Michigan State University scholar Terah Venzant Chambers is poised to enact educational change on a national and local level after appointments to two leadership positions.
In a national capacity, she was appointed president-elect for the University Council for Educational Administration (UCEA) in November.
Venzant Chambers will oversee the planning and development for the organization’s annual leadership conference. A selected group of scholars from across the country will help her with this goal, including setting up a theme and inviting speakers to the 2018 event in Houston, Texas.
It’s a “significant responsibility” for more reasons than one, says Venzant Chambers, an associate professor of K-12 educational administration.
“Educational leadership as a field is poised to take an active role in turbulent times. We need to take a stance, be involved,” she said. She sought out the opportunity to be part of the executive committee for UCEA is because of this ideal. She also knew the 2018 conference would be held in Houston, where she has family connections.
“Texas is going through some unprecedented challenges,” she continued. “Political turbulence, LGBT rights, immigration—just to name a few. I want to make sure we’re highlighting and caring about these important issues coming to a head in Texas and in the U.S.”
Leadership and legacy
This isn’t the first role she’s had in the organization since becoming involved around 2010. She was on the UCEA Plenum, a set of representatives from each of the organization’s member institutions, while on faculty at Texas A&M University. Assistant Professor Chris Torres holds the same responsibility for MSU today.
In 2013, after joining the faculty at MSU, Venzant Chambers was elected to the executive committee, and was part of the planning committee for that year’s conference. In addition, for several years she’s been the leader of a successful and lauded presentation at the annual gathering: “Coulda, Shoulda, Woulda: What we wish we knew before becoming professors,” an exploration into the transition from graduate school to faculty positions.
In 2019, following her year as president-elect, she will transition to being president of UCEA.
“The UCEA is an intentional and proactive organization,” Venzant Chambers said. “I have a responsibility to keep that going, to hold up a legacy of activism.”
In November, Venzant Chambers was also appointed to fill an empty seat on the East Lansing Public Schools Board of Education.

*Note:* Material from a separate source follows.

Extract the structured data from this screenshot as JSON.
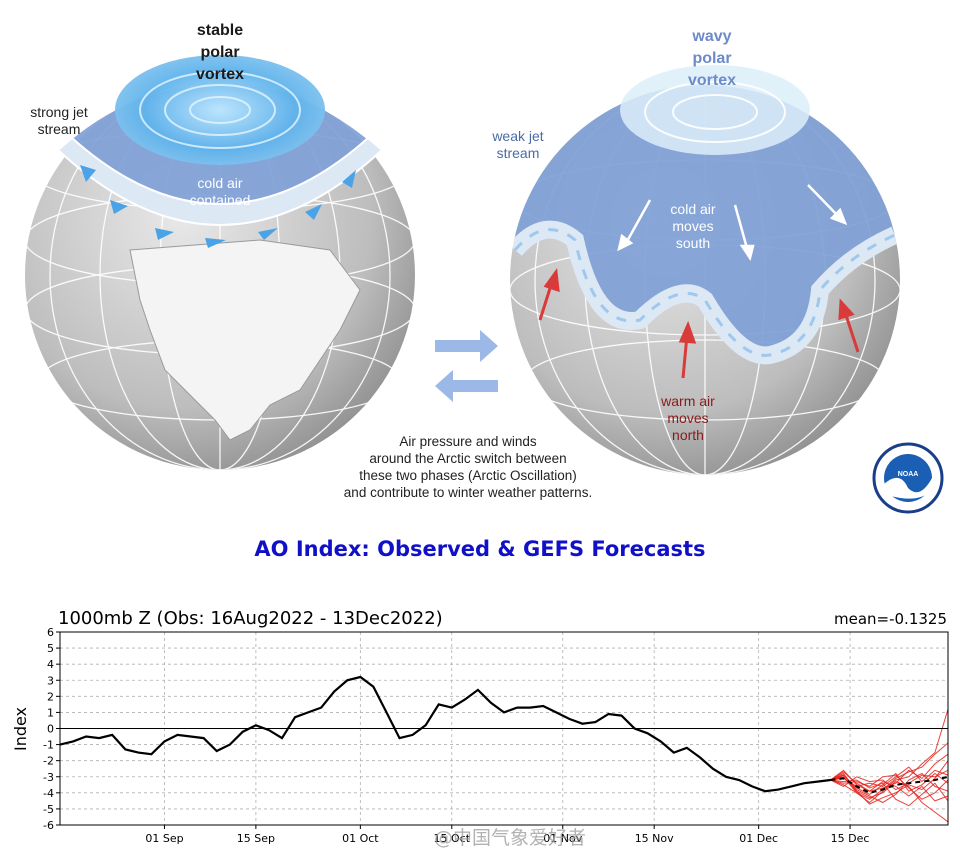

She had been a regular and active attendee to board meetings for years. Later, she started taking leadership roles. She joined a panel on achievement gaps and was selected to be part of a community bond committee to examine how to make the schools better, both in 2016. A bill to build and remodel East Lansing elementary schools, formulated from ideas created by that committee, passed in May 2017. By 2021, the community will have five new and one remodeled school to give students a new, upgraded place to learn.
“I care about East Lansing schools,” Venzant Chambers said. She will hold the new position through the end of 2018. “I feel a responsibility to help make positive changes.”